In November 2008, my book Road to Respect: Path to Profit was in the final design stages. I had chosen five Employers of Choice to illustrate the main theme of the book – that a strategically built values-based culture with respect as a core value was simply a business imperative for success in today’s marketplace.
It never occurred to me, as Dorothy said in the Wizard of Oz, to start looking for my heart’s desire, in this case those Employers of Choice, in my own backyard. However, when I heard about the 2008 B(ritish)C(Columbia) Business Best Companies survey, I thought I would attend the awards banquet to learn how local companies compared to those I had chosen to feature in Road to Respect. Not surprisingly, much of what I heard that evening from the winning companies reflected what I know to be true – treat your employees with respect, let them know they are valued, support them to be successful and they will produce the superior business results you are after.
I was fortunate that evening to be seated at a table with the team from Nurse Next Door, one of the Best Companies nominees, including co-founders Ken Sim and John DeHart. Nurse Next Door came in 8th in 2008. 2009 they moved up to number 1 and were named the top employer in BC for firms with over 100 employees.
Nurse Next Door offers elderly home health care services across Canada. Their business has been growing rapidly, and expansion plans include opening US franchises in the near future. You may not have long to wait to experience precisely what is making Nurse Next Door so successful up here north of the 49th parallel.
I had the opportunity last month to sit down with John DeHart and learn more about what propelled Nurse Next Door to the number one spot as BC’s Top Employer. No doubt this is a company that is getting a lot of things right, and when I say right, I mean creating a respectful workplace culture where employees simply love to work. While the average turnover among field workers in their industry is 70%, at Nurse Next Door it is a mere 7%. At their corporate “heart quarters”, employee turnover is a minimal 1%.
When I asked Ellen DuBellay, VP learning and development at Four Seasons hotels and resorts about hiring practices within their Golden Rule culture, her answer was short and succinct. “We hire for attitude and train for skill. We are always looking for someone who is nice.” Not surprisingly, I heard a similar theme expressed when I asked that question of Nurse Next Door’s John DeHart. “You can train someone for skill. You can’t train someone to be aligned with your core values. Our entire hiring process is structured around our core values. For us, it is the golden rule. When you have your core values alive in your company, they attract the right people, and they repel the wrong people. Values are like honey to bees.”

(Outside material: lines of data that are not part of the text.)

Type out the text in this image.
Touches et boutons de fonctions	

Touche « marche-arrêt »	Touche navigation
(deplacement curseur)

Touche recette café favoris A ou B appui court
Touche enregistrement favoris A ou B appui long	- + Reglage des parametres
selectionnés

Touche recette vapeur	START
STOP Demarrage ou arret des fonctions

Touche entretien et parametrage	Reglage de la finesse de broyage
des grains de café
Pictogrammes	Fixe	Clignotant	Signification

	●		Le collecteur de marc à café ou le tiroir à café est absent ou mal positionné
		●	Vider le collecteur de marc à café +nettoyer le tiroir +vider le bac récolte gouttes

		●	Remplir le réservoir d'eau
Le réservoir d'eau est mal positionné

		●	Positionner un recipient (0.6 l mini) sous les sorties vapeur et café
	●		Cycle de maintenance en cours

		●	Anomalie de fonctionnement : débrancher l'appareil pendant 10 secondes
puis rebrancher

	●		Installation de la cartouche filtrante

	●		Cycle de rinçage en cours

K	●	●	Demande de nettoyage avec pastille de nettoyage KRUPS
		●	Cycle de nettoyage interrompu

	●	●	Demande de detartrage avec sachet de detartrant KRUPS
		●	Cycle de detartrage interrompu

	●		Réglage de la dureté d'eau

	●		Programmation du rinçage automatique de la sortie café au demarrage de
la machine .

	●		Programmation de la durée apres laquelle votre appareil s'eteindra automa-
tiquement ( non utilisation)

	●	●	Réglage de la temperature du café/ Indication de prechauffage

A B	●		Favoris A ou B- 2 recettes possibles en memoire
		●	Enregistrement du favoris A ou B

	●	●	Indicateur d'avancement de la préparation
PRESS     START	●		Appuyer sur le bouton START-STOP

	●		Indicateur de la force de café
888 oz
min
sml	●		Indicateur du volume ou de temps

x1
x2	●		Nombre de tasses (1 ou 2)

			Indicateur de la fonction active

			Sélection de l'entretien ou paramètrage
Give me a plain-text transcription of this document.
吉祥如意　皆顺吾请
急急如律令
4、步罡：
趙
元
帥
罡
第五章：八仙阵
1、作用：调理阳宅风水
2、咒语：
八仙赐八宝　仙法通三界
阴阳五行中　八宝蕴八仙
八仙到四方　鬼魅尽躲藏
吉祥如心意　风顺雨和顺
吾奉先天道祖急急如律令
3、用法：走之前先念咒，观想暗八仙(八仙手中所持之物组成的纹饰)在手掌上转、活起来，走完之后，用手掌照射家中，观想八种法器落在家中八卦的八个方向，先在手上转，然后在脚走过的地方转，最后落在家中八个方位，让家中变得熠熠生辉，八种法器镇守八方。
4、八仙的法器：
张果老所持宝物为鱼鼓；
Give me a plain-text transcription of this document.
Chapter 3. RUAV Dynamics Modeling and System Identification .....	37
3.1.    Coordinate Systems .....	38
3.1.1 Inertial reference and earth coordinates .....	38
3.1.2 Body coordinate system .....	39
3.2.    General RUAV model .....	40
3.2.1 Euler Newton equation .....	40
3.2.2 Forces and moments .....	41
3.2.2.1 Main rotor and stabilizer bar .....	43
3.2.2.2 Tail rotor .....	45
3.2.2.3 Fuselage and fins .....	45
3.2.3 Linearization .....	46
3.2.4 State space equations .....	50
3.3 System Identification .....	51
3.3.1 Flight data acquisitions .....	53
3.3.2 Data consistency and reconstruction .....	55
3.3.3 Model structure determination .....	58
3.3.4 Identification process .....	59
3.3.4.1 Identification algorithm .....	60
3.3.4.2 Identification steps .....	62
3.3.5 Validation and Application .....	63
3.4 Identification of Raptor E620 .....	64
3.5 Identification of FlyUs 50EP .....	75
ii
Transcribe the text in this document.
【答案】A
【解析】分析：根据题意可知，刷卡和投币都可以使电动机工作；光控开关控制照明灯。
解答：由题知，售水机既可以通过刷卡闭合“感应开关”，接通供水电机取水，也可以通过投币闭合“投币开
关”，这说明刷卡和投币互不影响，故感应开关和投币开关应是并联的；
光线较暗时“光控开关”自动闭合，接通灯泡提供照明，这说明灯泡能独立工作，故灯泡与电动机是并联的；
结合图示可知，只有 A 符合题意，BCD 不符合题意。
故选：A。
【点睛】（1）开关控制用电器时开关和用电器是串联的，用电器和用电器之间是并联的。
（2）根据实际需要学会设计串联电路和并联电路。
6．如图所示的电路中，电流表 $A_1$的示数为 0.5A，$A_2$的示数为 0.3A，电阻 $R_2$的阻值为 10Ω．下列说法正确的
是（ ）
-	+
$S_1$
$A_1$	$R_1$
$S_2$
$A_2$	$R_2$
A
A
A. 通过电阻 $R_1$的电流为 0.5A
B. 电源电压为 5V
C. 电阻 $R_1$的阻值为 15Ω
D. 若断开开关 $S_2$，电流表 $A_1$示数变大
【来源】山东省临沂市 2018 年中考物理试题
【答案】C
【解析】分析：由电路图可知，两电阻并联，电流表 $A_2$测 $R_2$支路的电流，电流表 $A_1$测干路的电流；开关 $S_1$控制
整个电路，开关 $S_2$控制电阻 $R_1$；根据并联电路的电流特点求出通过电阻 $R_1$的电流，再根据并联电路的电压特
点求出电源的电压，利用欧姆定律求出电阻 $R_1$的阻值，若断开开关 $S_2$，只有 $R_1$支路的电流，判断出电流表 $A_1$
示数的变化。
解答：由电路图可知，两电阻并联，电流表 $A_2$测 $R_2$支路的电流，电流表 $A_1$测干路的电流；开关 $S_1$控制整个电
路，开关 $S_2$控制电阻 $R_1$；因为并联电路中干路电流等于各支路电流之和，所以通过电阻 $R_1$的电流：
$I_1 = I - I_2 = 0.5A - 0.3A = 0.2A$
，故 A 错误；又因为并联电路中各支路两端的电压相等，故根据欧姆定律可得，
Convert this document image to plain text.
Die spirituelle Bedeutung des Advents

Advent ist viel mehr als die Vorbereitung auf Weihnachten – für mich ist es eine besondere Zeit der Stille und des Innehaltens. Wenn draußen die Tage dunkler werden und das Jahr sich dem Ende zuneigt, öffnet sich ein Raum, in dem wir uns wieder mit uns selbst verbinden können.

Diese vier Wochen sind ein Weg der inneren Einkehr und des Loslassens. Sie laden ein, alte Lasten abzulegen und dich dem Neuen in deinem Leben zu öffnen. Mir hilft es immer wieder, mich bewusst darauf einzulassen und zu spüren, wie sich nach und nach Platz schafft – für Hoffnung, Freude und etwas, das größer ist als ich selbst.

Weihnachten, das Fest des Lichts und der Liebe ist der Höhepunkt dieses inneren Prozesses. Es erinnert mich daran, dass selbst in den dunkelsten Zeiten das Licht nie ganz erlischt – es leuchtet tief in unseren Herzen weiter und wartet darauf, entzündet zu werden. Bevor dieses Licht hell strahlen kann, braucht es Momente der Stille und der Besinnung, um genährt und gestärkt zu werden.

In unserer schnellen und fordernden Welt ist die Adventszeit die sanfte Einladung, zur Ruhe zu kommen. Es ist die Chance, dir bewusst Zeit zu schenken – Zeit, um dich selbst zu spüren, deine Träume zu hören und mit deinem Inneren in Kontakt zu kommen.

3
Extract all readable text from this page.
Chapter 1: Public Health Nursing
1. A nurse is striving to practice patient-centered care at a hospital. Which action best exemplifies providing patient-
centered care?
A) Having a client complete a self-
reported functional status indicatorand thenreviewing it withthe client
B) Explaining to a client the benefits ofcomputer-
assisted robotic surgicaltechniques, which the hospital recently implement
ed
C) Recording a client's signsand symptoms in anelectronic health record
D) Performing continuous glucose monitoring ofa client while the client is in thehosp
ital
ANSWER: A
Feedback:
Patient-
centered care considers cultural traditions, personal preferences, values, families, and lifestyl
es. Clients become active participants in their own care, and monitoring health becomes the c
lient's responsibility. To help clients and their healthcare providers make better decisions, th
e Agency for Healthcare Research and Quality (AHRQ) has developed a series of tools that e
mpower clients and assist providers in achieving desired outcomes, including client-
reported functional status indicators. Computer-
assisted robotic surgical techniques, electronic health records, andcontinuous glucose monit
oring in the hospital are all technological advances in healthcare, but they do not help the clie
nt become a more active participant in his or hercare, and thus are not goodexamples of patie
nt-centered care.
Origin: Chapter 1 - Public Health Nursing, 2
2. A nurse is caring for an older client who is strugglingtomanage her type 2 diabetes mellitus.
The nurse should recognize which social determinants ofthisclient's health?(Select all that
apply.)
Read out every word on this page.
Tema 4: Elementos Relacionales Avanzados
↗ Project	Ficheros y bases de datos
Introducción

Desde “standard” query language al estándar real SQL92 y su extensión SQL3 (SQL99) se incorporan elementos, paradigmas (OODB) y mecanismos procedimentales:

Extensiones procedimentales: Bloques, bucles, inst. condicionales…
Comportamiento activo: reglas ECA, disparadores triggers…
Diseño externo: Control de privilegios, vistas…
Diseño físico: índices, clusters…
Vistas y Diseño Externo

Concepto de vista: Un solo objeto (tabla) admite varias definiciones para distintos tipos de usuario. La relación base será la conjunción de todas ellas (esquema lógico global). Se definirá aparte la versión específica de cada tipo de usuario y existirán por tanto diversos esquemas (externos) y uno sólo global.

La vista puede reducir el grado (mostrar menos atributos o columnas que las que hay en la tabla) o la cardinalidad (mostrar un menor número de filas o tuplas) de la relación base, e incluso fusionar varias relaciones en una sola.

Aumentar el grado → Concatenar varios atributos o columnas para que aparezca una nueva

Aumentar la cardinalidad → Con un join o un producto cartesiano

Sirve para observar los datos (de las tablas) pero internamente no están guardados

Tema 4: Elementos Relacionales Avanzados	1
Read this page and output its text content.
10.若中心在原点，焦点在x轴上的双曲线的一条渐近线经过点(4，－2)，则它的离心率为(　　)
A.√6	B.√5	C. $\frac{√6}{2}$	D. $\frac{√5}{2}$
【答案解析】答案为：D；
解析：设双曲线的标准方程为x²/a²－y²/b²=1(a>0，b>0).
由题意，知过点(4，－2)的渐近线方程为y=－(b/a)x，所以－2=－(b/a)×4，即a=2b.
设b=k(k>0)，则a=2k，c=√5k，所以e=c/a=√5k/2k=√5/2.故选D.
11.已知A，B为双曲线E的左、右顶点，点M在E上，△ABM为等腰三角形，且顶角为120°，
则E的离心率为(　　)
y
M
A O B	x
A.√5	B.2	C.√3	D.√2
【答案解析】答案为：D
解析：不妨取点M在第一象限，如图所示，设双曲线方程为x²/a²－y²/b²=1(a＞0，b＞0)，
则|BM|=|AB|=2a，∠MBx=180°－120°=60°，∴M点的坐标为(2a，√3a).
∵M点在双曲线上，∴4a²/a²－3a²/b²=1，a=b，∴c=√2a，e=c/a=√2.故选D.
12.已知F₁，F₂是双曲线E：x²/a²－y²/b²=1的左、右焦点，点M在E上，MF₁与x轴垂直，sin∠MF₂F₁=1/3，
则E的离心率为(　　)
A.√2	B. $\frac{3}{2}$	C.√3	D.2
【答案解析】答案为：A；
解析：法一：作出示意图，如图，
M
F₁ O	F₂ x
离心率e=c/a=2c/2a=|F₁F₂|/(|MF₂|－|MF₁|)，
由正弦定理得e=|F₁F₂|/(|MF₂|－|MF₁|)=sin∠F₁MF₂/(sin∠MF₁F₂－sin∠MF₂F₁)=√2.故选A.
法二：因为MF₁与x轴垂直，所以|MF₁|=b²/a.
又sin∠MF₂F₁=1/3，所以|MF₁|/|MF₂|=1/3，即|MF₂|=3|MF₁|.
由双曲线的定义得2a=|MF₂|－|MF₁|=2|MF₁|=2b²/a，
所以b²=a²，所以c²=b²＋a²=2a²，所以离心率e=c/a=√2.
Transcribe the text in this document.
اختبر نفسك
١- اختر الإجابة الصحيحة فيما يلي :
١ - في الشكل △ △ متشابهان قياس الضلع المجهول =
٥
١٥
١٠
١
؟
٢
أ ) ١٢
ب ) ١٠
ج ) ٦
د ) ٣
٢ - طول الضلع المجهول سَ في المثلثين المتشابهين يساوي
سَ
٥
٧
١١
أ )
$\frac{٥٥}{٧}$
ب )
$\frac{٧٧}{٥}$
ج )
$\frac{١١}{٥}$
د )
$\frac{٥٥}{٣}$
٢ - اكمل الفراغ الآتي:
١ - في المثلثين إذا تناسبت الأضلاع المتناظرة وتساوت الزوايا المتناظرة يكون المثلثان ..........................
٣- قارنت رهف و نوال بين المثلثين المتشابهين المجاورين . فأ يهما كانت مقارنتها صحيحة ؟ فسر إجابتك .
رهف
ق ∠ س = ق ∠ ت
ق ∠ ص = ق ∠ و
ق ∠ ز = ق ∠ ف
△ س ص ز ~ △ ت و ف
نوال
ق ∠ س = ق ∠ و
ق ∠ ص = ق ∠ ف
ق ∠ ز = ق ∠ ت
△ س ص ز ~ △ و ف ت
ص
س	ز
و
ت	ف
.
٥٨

Nurse Next Door, like the Employers of Choice I feature in Road to Respect is truly a values driven company. The values form the basis for every business decision and every business practice. One critical distinction however, is that at Nurse Next Door, like Zappos, another very successful values driven company I featured in this blog last year , respect is not explicitly included in their core values. And yet the culture I heard described embraces and models respectful practices.
I asked John DeHart to help me understand how ethical values like respect and integrity fit within Nurse Next Door’s overall culture. His answer was short and to the point. “I look at integrity and respect as get in the game core values. As a company, if you are hiring someone that does not have integrity, you should be giving them a pink slip. No one should be hiring anyone without integrity or who does not want to demonstrate respect. Really it doesn’t matter what your core values are. If you are living your core values, that is integrity, that is respect.”
I couldn’t agree more. How about you?